Le troisième acte s’articule autour des noces de Kitri et Basilio. Le pas de deux du grand pas était somptueux, les costumes superbes. Équilibres et beaux développés étaient au rendez-vous. Le tout se terminant par un porté poisson acclamé par le public de Garnier. Les variations superbement réussies, montraient tout le brio et toute l’énergie de ces deux danseurs, avec cette façon qu’a Alexandr Volchkov de faire tourner et presque virevolter sa partenaire. Maria Alexandrova a gratifié le public d’une superbe série de fouettés dans cette coda, qui comme le veut la tradition dans le ballet Don Quichotte, entraîne les clameurs de la foule, voire le délire dans la salle. La musique s’arrête pour laisser cours aux applaudissements pour ensuite reprendre avec Basilio. La première variation du grand pas, dansée par Anna Tikhomirova était impeccablement maîtrisée techniquement. La danseuse fût très applaudie. Ce troisième acte s’est achevé avec les acclamations et une standing ovation du public. Face à ce succès, Maria Alexandrova paraissait très humble, et reconnaissante envers le public parisien.
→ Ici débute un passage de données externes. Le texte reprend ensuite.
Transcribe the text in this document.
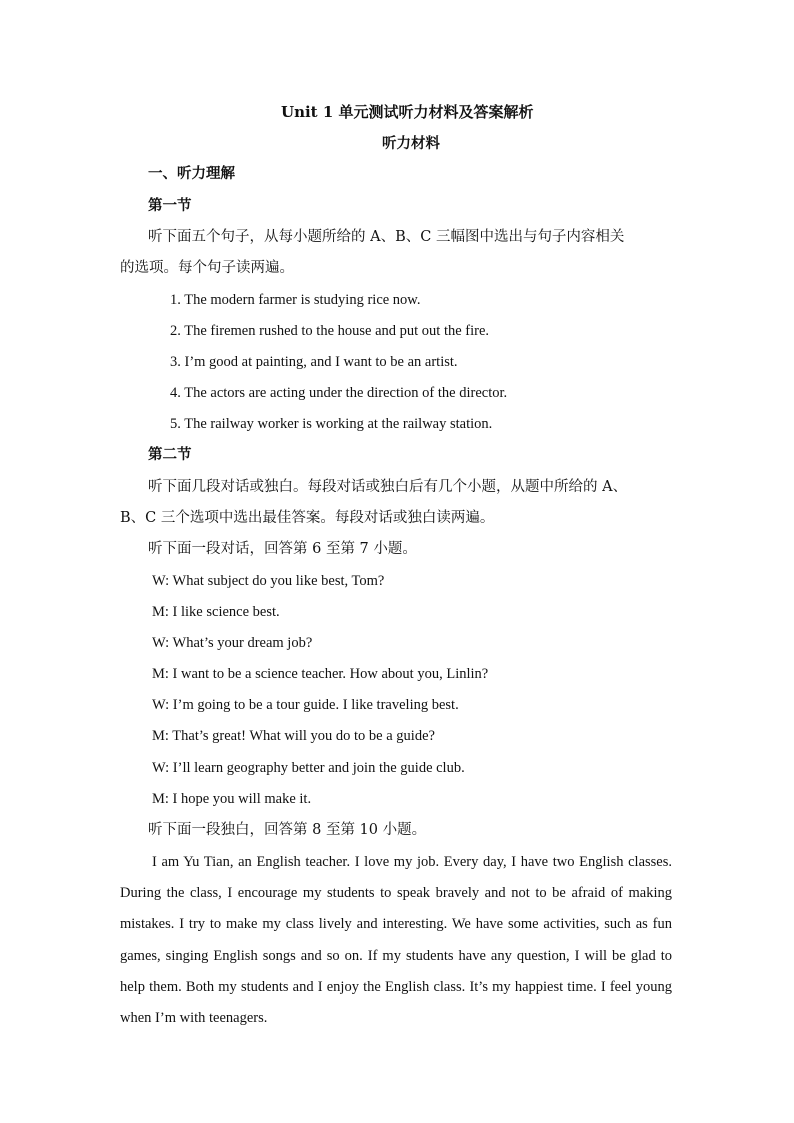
Unit 1 单元测试听力材料及答案解析
听力材料
一、听力理解
第一节
听下面五个句子，从每小题所给的 A、B、C 三幅图中选出与句子内容相关
的选项。每个句子读两遍。
1. The modern farmer is studying rice now.
2. The firemen rushed to the house and put out the fire.
3. I’m good at painting, and I want to be an artist.
4. The actors are acting under the direction of the director.
5. The railway worker is working at the railway station.
第二节
听下面几段对话或独白。每段对话或独白后有几个小题，从题中所给的 A、
B、C 三个选项中选出最佳答案。每段对话或独白读两遍。
听下面一段对话，回答第 6 至第 7 小题。
W: What subject do you like best, Tom?
M: I like science best.
W: What’s your dream job?
M: I want to be a science teacher. How about you, Linlin?
W: I’m going to be a tour guide. I like traveling best.
M: That’s great! What will you do to be a guide?
W: I’ll learn geography better and join the guide club.
M: I hope you will make it.
听下面一段独白，回答第 8 至第 10 小题。

I am Yu Tian, an English teacher. I love my job. Every day, I have two English classes. During the class, I encourage my students to speak bravely and not to be afraid of making mistakes. I try to make my class lively and interesting. We have some activities, such as fun games, singing English songs and so on. If my students have any question, I will be glad to help them. Both my students and I enjoy the English class. It’s my happiest time. I feel young when I’m with teenagers.
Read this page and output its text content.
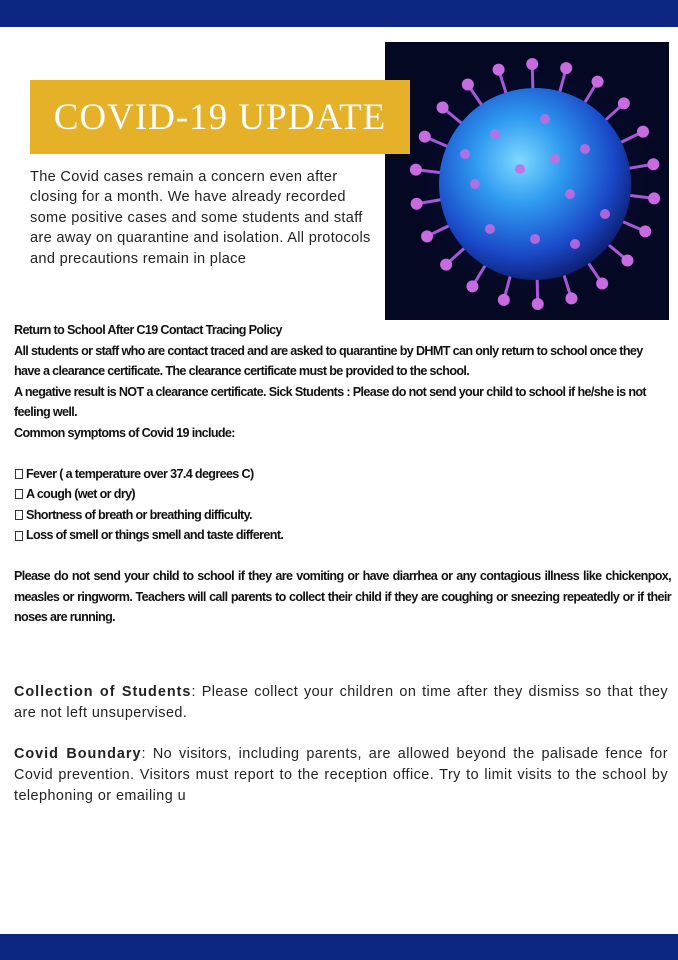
COVID-19 UPDATE

The Covid cases remain a concern even after closing for a month. We have already recorded some positive cases and some students and staff are away on quarantine and isolation. All protocols and precautions remain in place

Return to School After C19 Contact Tracing Policy

All students or staff who are contact traced and are asked to quarantine by DHMT can only return to school once they have a clearance certificate. The clearance certificate must be provided to the school.

A negative result is NOT a clearance certificate. Sick Students : Please do not send your child to school if he/she is not feeling well.

Common symptoms of Covid 19 include:

Fever ( a temperature over 37.4 degrees C)
A cough (wet or dry)
Shortness of breath or breathing difficulty.
Loss of smell or things smell and taste different.

Please do not send your child to school if they are vomiting or have diarrhea or any contagious illness like chickenpox, measles or ringworm. Teachers will call parents to collect their child if they are coughing or sneezing repeatedly or if their noses are running.

Collection of Students: Please collect your children on time after they dismiss so that they are not left unsupervised.

Covid Boundary: No visitors, including parents, are allowed beyond the palisade fence for Covid prevention. Visitors must report to the reception office. Try to limit visits to the school by telephoning or emailing u
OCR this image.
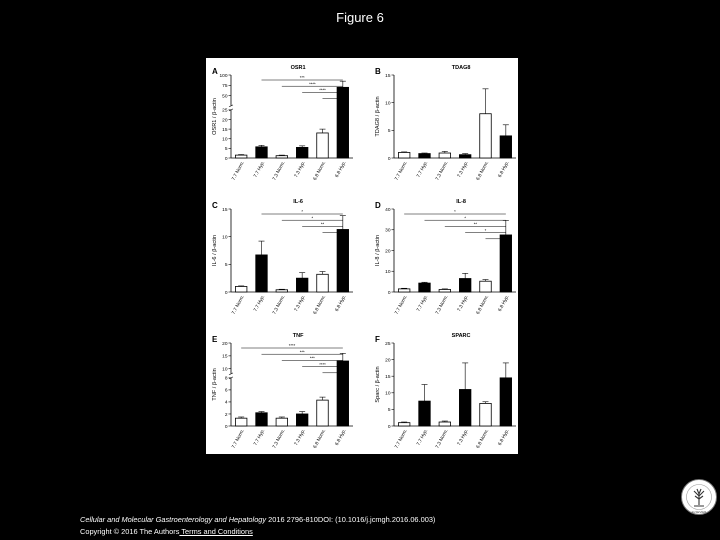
Figure 6
0
5
10
15
20
25
50
75
100
A	OSR1
OSR1 / β-actin
7.7 Norm. 7.7 Hyp. 7.3 Norm. 7.3 Hyp. 6.8 Norm. 6.8 Hyp.
***
****
****
****
0
5
10
15
B	TDAG8
TDAG8 / β-actin
7.7 Norm. 7.7 Hyp. 7.3 Norm. 7.3 Hyp. 6.8 Norm. 6.8 Hyp.
0
5
10
15
C	IL-6
IL-6 / β-actin
7.7 Norm. 7.7 Hyp. 7.3 Norm. 7.3 Hyp. 6.8 Norm. 6.8 Hyp.
*
*
**
**
0
10
20
30
40
D	IL-8
IL-8 / β-actin
7.7 Norm. 7.7 Hyp. 7.3 Norm. 7.3 Hyp. 6.8 Norm. 6.8 Hyp.
*
*
**
*
**
0
2
4
6
8
10
15
20
E	TNF
TNF / β-actin
7.7 Norm. 7.7 Hyp. 7.3 Norm. 7.3 Hyp. 6.8 Norm. 6.8 Hyp.
****
***
***
****
***
0
5
10
15
20
25
F	SPARC
Sparc / β-actin
7.7 Norm. 7.7 Hyp. 7.3 Norm. 7.3 Hyp. 6.8 Norm. 6.8 Hyp.
Cellular and Molecular Gastroenterology and Hepatology 2016 2796-810DOI: (10.1016/j.jcmgh.2016.06.003)
Copyright © 2016 The Authors Terms and Conditions
ELSEVIER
Ce Don Quichotte est un ballet avec des variations typiquement conçues pour faire le « show » (ralentissement des timbales dans l’orchestre pour les portés à une main au cours du premier acte), le pas de deux du mariage et la coda du troisième acte en sont un parfait exemple. Une soirée, qui fait voyager dans l’univers russe et qui a connu un vrai succès. Malgré les lumières du lustre qui se rallumaient petit à petit, les applaudissement ne cessaient guère. Bravo à tous ces artistes!